借りる前に、主役の2人が全然Hしないというのは力説されていました。5巻くらいでようやくする、みたいな。なので、1巻からいきなりエロシーン(?)が大量に出てきたときは結構びっくりしました。あと、1巻から普通に口でしているのも意外でした。まぁしているというかしていないとも言えますけど。でも男の感覚だと、口でしてるのってセックスしてるのとそんな変わらないじゃん?みたいなのはありますよね。もちろんこの漫画の世界観の中で意味合いが別物というのはよくわかりますけど。むしろしていなかったのがしたという二重の意味で別物ですし、大事に思うがゆえにずっと拒絶していたのを一線超えたという大きな意味合いもあるわけですけど。

作中でホモであることにきちんと理由付けがあったり、むしろホモではないというキャラが多くて、それが意外でした。なんかBL漫画って理由無しで男と男が恋愛をするみたいなイメージもありましたけど。大前提になっているというか。それがこの漫画だとあくまで通常通りの世界観の中で理由があって男同士でしているみたいな描かれ方なので、世界観に違和感を持たなくて済んで良かったです。女子キャラクターも普通に出てきますし。男女間でも恋愛がおこなわれていますし。

そういえばいつもTwitterでおすすめ小説を教えてもらってる人にこの漫画を読んでいることを言ってみたら「BLは純愛らしい」と言っていたのですけど、たしかにこの漫画はめちゃめちゃ純愛ですね。すごいストレートというか。「綺麗な人だと思いました」という理由でずっと恋愛してるわけですし。でもその辺は少女漫画とかの男女間の恋愛漫画でも同じなのかな?そっちもあまり読まないのでよくわからないですけど。これがBLじゃなくて男女間だったら成立するのだろうか?ということは読んでいて考えましたね。こういう上司と部下の間の信頼と敬意みたいなのは男同士の方が成立しやすい気はしますけど。矢代が女子でも百目鬼が女子でも二人の関係性に無理が出てくる気がする。矢代が女子だとどうしてもかわいそうな感じが出てしまって痛々しい物語になってしまいそうですし、百目鬼が女子でこういう関係だったら矢代がひどいというか今度は百目鬼がかわいそうになってしまいそう…。

この矢代という主人公は本当にとても好感が持てました。かわいそうな過去からずっと描かれてきてますから、最後は幸せになってほしい。過去から描かれているから、思春期の少年みたいなキャラというか、こじらせてる系というか、そういう部分に対しても納得感がありますし、共感しながら読めます。
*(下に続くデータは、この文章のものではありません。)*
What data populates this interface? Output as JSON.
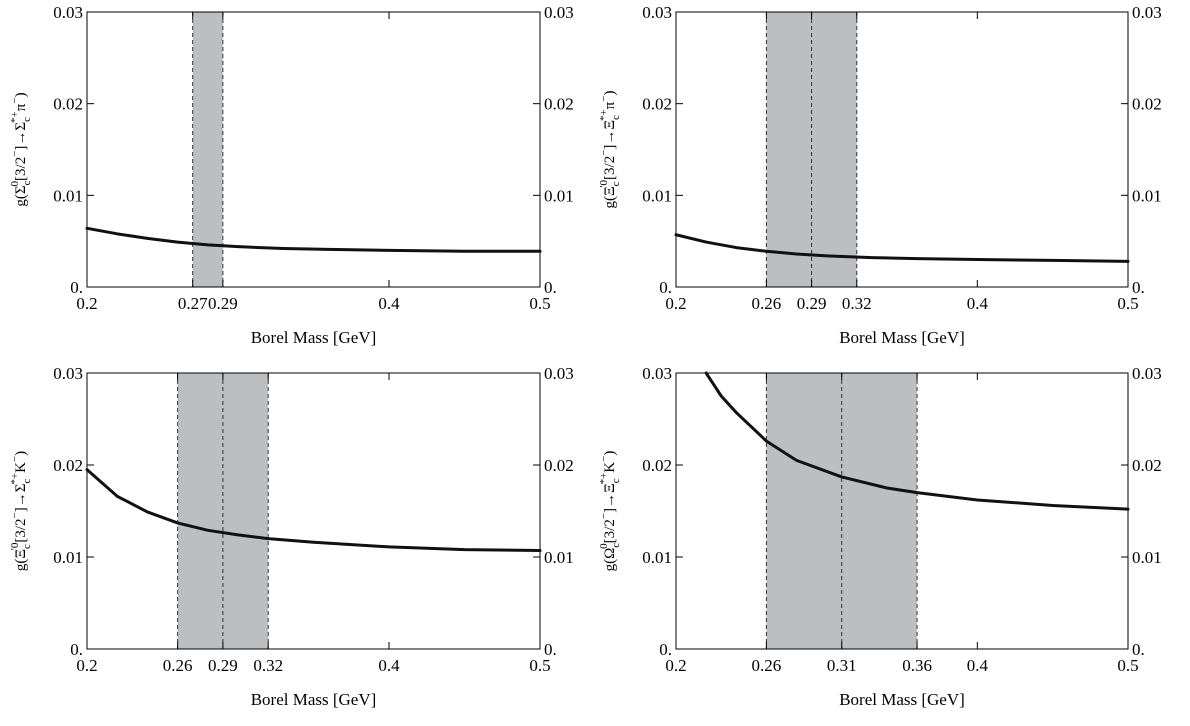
{
  "chart_data": [
    {
      "type": "line",
      "panel": "top-left",
      "ylabel_parts": [
        "g(",
        "Σ",
        "c",
        "0",
        "[3/2",
        "−",
        "]→",
        "Σ",
        "c",
        "*+",
        "π",
        "−",
        ")"
      ],
      "xlabel": "Borel Mass  [GeV]",
      "xlim": [
        0.2,
        0.5
      ],
      "ylim": [
        0,
        0.03
      ],
      "x_ticks": [
        0.2,
        0.27,
        0.29,
        0.4,
        0.5
      ],
      "x_tick_labels": [
        "0.2",
        "0.27",
        "0.29",
        "0.4",
        "0.5"
      ],
      "y_ticks": [
        0,
        0.01,
        0.02,
        0.03
      ],
      "y_tick_labels": [
        "0.",
        "0.01",
        "0.02",
        "0.03"
      ],
      "band": [
        0.27,
        0.29
      ],
      "band_lines": [
        0.27,
        0.29
      ],
      "series": [
        {
          "x": [
            0.2,
            0.22,
            0.24,
            0.26,
            0.28,
            0.3,
            0.33,
            0.36,
            0.4,
            0.45,
            0.5
          ],
          "y": [
            0.0064,
            0.0058,
            0.0053,
            0.0049,
            0.0046,
            0.0044,
            0.0042,
            0.0041,
            0.004,
            0.0039,
            0.0039
          ]
        }
      ]
    },
    {
      "type": "line",
      "panel": "top-right",
      "ylabel_parts": [
        "g(",
        "Ξ",
        "c",
        "'0",
        "[3/2",
        "−",
        "]→",
        "Ξ",
        "c",
        "*+",
        "π",
        "−",
        ")"
      ],
      "xlabel": "Borel Mass  [GeV]",
      "xlim": [
        0.2,
        0.5
      ],
      "ylim": [
        0,
        0.03
      ],
      "x_ticks": [
        0.2,
        0.26,
        0.29,
        0.32,
        0.4,
        0.5
      ],
      "x_tick_labels": [
        "0.2",
        "0.26",
        "0.29",
        "0.32",
        "0.4",
        "0.5"
      ],
      "y_ticks": [
        0,
        0.01,
        0.02,
        0.03
      ],
      "y_tick_labels": [
        "0.",
        "0.01",
        "0.02",
        "0.03"
      ],
      "band": [
        0.26,
        0.32
      ],
      "band_lines": [
        0.26,
        0.29,
        0.32
      ],
      "series": [
        {
          "x": [
            0.2,
            0.22,
            0.24,
            0.26,
            0.28,
            0.3,
            0.33,
            0.36,
            0.4,
            0.45,
            0.5
          ],
          "y": [
            0.0057,
            0.0049,
            0.0043,
            0.0039,
            0.0036,
            0.0034,
            0.0032,
            0.0031,
            0.003,
            0.0029,
            0.0028
          ]
        }
      ]
    },
    {
      "type": "line",
      "panel": "bottom-left",
      "ylabel_parts": [
        "g(",
        "Ξ",
        "c",
        "'0",
        "[3/2",
        "−",
        "]→",
        "Σ",
        "c",
        "*+",
        "K",
        "−",
        ")"
      ],
      "xlabel": "Borel Mass  [GeV]",
      "xlim": [
        0.2,
        0.5
      ],
      "ylim": [
        0,
        0.03
      ],
      "x_ticks": [
        0.2,
        0.26,
        0.29,
        0.32,
        0.4,
        0.5
      ],
      "x_tick_labels": [
        "0.2",
        "0.26",
        "0.29",
        "0.32",
        "0.4",
        "0.5"
      ],
      "y_ticks": [
        0,
        0.01,
        0.02,
        0.03
      ],
      "y_tick_labels": [
        "0.",
        "0.01",
        "0.02",
        "0.03"
      ],
      "band": [
        0.26,
        0.32
      ],
      "band_lines": [
        0.26,
        0.29,
        0.32
      ],
      "series": [
        {
          "x": [
            0.2,
            0.22,
            0.24,
            0.26,
            0.28,
            0.3,
            0.32,
            0.35,
            0.4,
            0.45,
            0.5
          ],
          "y": [
            0.0195,
            0.0166,
            0.0149,
            0.0137,
            0.0129,
            0.0124,
            0.012,
            0.0116,
            0.0111,
            0.0108,
            0.0107
          ]
        }
      ]
    },
    {
      "type": "line",
      "panel": "bottom-right",
      "ylabel_parts": [
        "g(",
        "Ω",
        "c",
        "0",
        "[3/2",
        "−",
        "]→",
        "Ξ",
        "c",
        "*+",
        "K",
        "−",
        ")"
      ],
      "xlabel": "Borel Mass  [GeV]",
      "xlim": [
        0.2,
        0.5
      ],
      "ylim": [
        0,
        0.03
      ],
      "x_ticks": [
        0.2,
        0.26,
        0.31,
        0.36,
        0.4,
        0.5
      ],
      "x_tick_labels": [
        "0.2",
        "0.26",
        "0.31",
        "0.36",
        "0.4",
        "0.5"
      ],
      "y_ticks": [
        0,
        0.01,
        0.02,
        0.03
      ],
      "y_tick_labels": [
        "0.",
        "0.01",
        "0.02",
        "0.03"
      ],
      "band": [
        0.26,
        0.36
      ],
      "band_lines": [
        0.26,
        0.31,
        0.36
      ],
      "series": [
        {
          "x": [
            0.22,
            0.23,
            0.24,
            0.26,
            0.28,
            0.31,
            0.34,
            0.36,
            0.4,
            0.45,
            0.5
          ],
          "y": [
            0.03,
            0.0275,
            0.0257,
            0.0226,
            0.0205,
            0.0187,
            0.0175,
            0.017,
            0.0162,
            0.0156,
            0.0152
          ]
        }
      ]
    }
  ]
}
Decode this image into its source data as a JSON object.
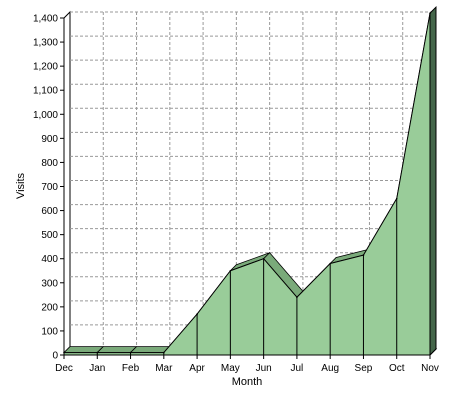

百目鬼に対して「二度と戻ってくんなバーカ」と言ったりするときは女子っぽいキャラになったり、でも基本は仕事ができて部下に慕われるかっこいい男キャラとして描かれていたり。いいキャラですね。下の名前がいまだに明かされていないのはなぜだろう。ヤクザ内部の人間関係とかも設定は色々と決まってそうですけど描かれてない部分が多そうですよね。

そういえば、百目鬼が1巻からずっと矢代のことを「綺麗だと思ってました」と言っていて、その最初の出会いのシーンがいつ描かれるのかなーと思っていたら、なんか4巻くらいのおまけの冊子でさらっと描かれていて、結構衝撃がありました。大事なシーンのように思いますけど本編では描かれないのですね。

なんかこの漫画についてはもっと色々と語れそうなのですけど長すぎるのでここまででー。最終巻では二人に幸せになってもらいたいですね。